Müller-Axman: Zentrale Voraussetzung ist ein belast­bares Datenfundament: Unternehmen müssen ihre Ver­pa­ckungen systematisch erfassen, korrekt klassifizieren und den jeweiligen regulatorischen Anforderungen zuordnen können – und das über Produkt- und Ländergren­zen hinweg. Wer heute noch mit Excel und manuellen ­Abstimmungen arbeitet, wird mittelfristig an Grenzen stoßen. Auch die Prozessintegration rückt stärker in den Fokus: Meldestrukturen, Compliance-Routinen und die Einbin­dung von Rücknahme- oder Mehrwegsystemen müssen nicht nur rechtskonform, sondern auch effizient sein. Das betrifft neben dem Verpackungseinkauf auch die Produkt­entwicklung, Vertrieb und teilweise sogar IT-Strukturen. Eine besondere Herausforderung liegt in den ­nationalen Ausprägungen: Obwohl die PPWR als EU-Verordnung grundsätzlich unmittelbar gilt, erfolgt die Umsetzung vieler technischer Details durch delegierte Rechtsakte – und ihre praktische Anwendung kann sich von Mitglied­staat zu Mitgliedstaat deutlich unterscheiden. Das betrifft nicht nur den administrativen Aufwand, sondern auch die Systemlogik, Meldezyklen und Datenarchitektur. Die ersten zentralen Vorgaben der PPWR greifen ab Mitte 2026, etwa bei Kennzeichnungspflichten und der EPR. Weitere Schlüsselelemente, wie die Recyclingfähigkeitspflicht (2030) oder die Verpflichtung zur Erreichung bestimmter Recyclingklassen ab 2038, erfordern bereits jetzt strate­gische Vorarbeit, da sie tief in Lieferketten und Produkt­gestaltung eingreifen. Darum wird es entscheidend sein, regulatorische Entwicklungen nicht nur auf EU-Ebene, sondern auch auf nationaler Ebene kontinuierlich zu beobachten. Nur wer frühzeitig erkennt, was wann und wo konkret gefordert wird, kann seine Prozesse rechtzeitig und sinnvoll an­passen – und damit Planbarkeit und Umsetzungssicher­heit schaffen.

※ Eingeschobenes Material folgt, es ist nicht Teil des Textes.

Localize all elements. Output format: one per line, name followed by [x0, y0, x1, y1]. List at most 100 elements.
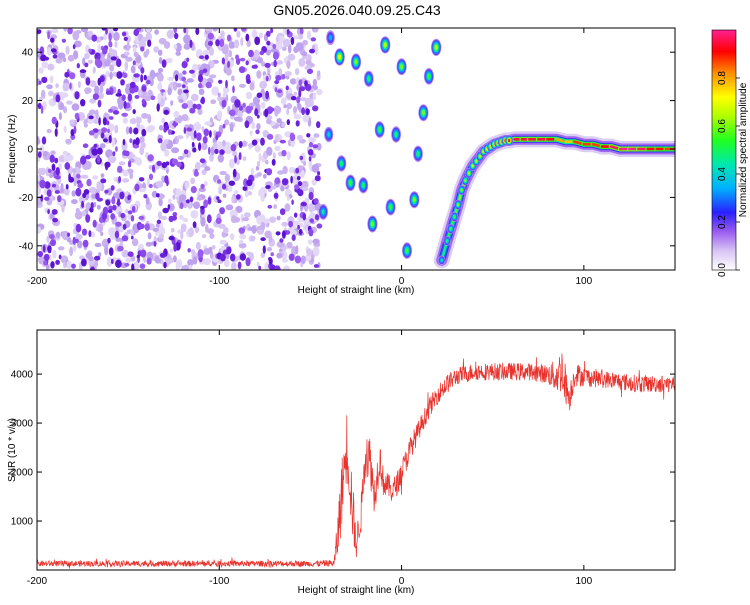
- noise-speckle-dark: [114, 230, 120, 239]
- noise-speckle-light: [302, 114, 310, 123]
- noise-speckle-dark: [274, 87, 278, 93]
- noise-speckle-light: [294, 68, 300, 76]
- noise-speckle-light: [260, 192, 265, 202]
- noise-speckle-dark: [138, 177, 145, 182]
- snr-x-tick-label: -200: [27, 576, 47, 587]
- noise-speckle-light: [138, 243, 144, 250]
- noise-speckle-dark: [235, 54, 240, 60]
- noise-speckle-light: [87, 59, 93, 64]
- noise-speckle-dark: [112, 151, 116, 157]
- noise-speckle-light: [145, 28, 151, 33]
- noise-speckle-light: [167, 87, 172, 96]
- noise-speckle-dark: [258, 265, 262, 270]
- noise-speckle-dark: [279, 139, 286, 144]
- noise-speckle-light: [179, 194, 187, 201]
- noise-speckle-light: [117, 100, 124, 110]
- noise-speckle-light: [266, 146, 273, 156]
- spectral-blob: [431, 38, 442, 57]
- noise-speckle-dark: [246, 79, 251, 84]
- noise-speckle-dark: [52, 54, 58, 59]
- noise-speckle-dark: [173, 28, 178, 34]
- noise-speckle-light: [46, 128, 52, 134]
- noise-speckle-dark: [90, 202, 94, 210]
- noise-speckle-light: [306, 30, 312, 40]
- noise-speckle-dark: [108, 32, 112, 42]
- noise-speckle-dark: [272, 51, 280, 60]
- noise-speckle-light: [290, 229, 297, 236]
- noise-speckle-dark: [44, 181, 51, 189]
- noise-speckle-light: [175, 260, 180, 270]
- noise-speckle-light: [234, 116, 242, 122]
- noise-speckle-dark: [37, 102, 42, 110]
- noise-speckle-dark: [250, 106, 254, 110]
- noise-speckle-light: [296, 42, 304, 51]
- noise-speckle-light: [299, 97, 308, 102]
- noise-speckle-light: [158, 57, 163, 64]
- noise-speckle-dark: [189, 39, 193, 48]
- noise-speckle-light: [132, 238, 139, 247]
- noise-speckle-dark: [182, 70, 187, 75]
- noise-speckle-dark: [133, 28, 139, 37]
- noise-speckle-dark: [127, 93, 133, 102]
- noise-speckle-dark: [159, 252, 166, 258]
- noise-speckle-light: [293, 106, 298, 113]
- noise-speckle-light: [65, 45, 70, 55]
- noise-speckle-dark: [268, 107, 275, 112]
- noise-speckle-light: [74, 210, 83, 220]
- noise-speckle-dark: [121, 235, 129, 242]
- noise-speckle-dark: [275, 231, 281, 236]
- noise-speckle-light: [99, 84, 104, 94]
- noise-speckle-dark: [308, 156, 312, 162]
- noise-speckle-light: [45, 264, 50, 270]
- noise-speckle-light: [212, 142, 218, 150]
- noise-speckle-dark: [121, 31, 127, 37]
- colorbar-frame: [711, 29, 737, 271]
- noise-speckle-dark: [183, 149, 189, 155]
- noise-speckle-dark: [172, 212, 178, 217]
- noise-speckle-dark: [73, 125, 77, 134]
- noise-speckle-light: [316, 88, 323, 96]
- noise-speckle-light: [75, 207, 80, 213]
- noise-speckle-light: [146, 178, 150, 187]
- noise-speckle-dark: [129, 138, 133, 144]
- ridge-spot-peak: [457, 203, 460, 207]
- spectral-blob-peak: [405, 248, 409, 253]
- noise-speckle-dark: [106, 120, 110, 126]
- noise-speckle-dark: [217, 199, 222, 203]
- ridge-spot-peak: [460, 188, 463, 192]
- ridge-spot: [454, 199, 462, 210]
- noise-speckle-dark: [67, 232, 70, 237]
- noise-speckle-dark: [286, 119, 290, 126]
- noise-speckle-light: [161, 117, 166, 124]
- noise-speckle-dark: [265, 90, 269, 100]
- snr-x-tick-label: -100: [209, 576, 229, 587]
- noise-speckle-dark: [92, 219, 97, 228]
- noise-speckle-dark: [108, 40, 113, 47]
- noise-speckle-dark: [55, 259, 60, 265]
- noise-speckle-light: [157, 211, 163, 220]
- noise-speckle-light: [136, 121, 140, 129]
- noise-speckle-dark: [192, 103, 197, 110]
- noise-speckle-light: [228, 49, 233, 58]
- noise-speckle-light: [124, 61, 129, 71]
- noise-speckle-light: [307, 98, 314, 107]
- noise-speckle-dark: [148, 183, 153, 189]
- noise-speckle-dark: [123, 100, 127, 109]
- noise-speckle-light: [236, 30, 241, 38]
- noise-speckle-light: [222, 86, 230, 94]
- spectral-blob-peak: [394, 132, 398, 137]
- noise-speckle-dark: [204, 54, 209, 60]
- noise-speckle-dark: [37, 251, 43, 258]
- noise-speckle-dark: [47, 209, 50, 215]
- noise-speckle-light: [266, 45, 273, 51]
- noise-speckle-dark: [200, 205, 205, 210]
- noise-speckle-dark: [163, 261, 167, 269]
- noise-speckle-light: [212, 28, 218, 32]
- noise-speckle-light: [308, 202, 314, 213]
- noise-speckle-dark: [306, 68, 314, 74]
- spectral-blob: [396, 58, 407, 76]
- noise-speckle-dark: [181, 103, 189, 109]
- noise-speckle-dark: [51, 183, 57, 188]
- noise-speckle-light: [157, 73, 164, 82]
- noise-speckle-light: [173, 110, 180, 118]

Welche Strafen drohen bei nicht Einhalten der Regularien?

Müller-Axman: Alle Mitgliedstaaten sind dazu ver­pflichtet, wirksame und abschreckende Sanktionen bei Verstößen vorzusehen. Wie genau diese aussehen – etwa in Bezug auf Bußgeldhöhe oder Zuständigkeiten – wird aber erst im Zuge der nationalen Umsetzung konkretisiert. Klar ist: Wer künftig Verpackungen in Verkehr bringt, die nicht den Vorgaben entsprechen, wird mit spürbaren Konsequenzen rechnen müssen. Besonders im Bereich der EPR ist mit Nachforderungen zu rechnen, etwa wenn Mengen­meldungen fehlen oder unvollständig sind. In manchen Ländern kann das unter anderem zu behördlichen Nach­prüfungen führen. Zusätzlich steigt das Risiko für Reputationsschäden – gerade im internationalen Geschäft oder gegenüber Handels­partnern, für die nachvollziehbare Nachhaltigkeits-­Compliance zunehmend ein Auswahlkriterium ist.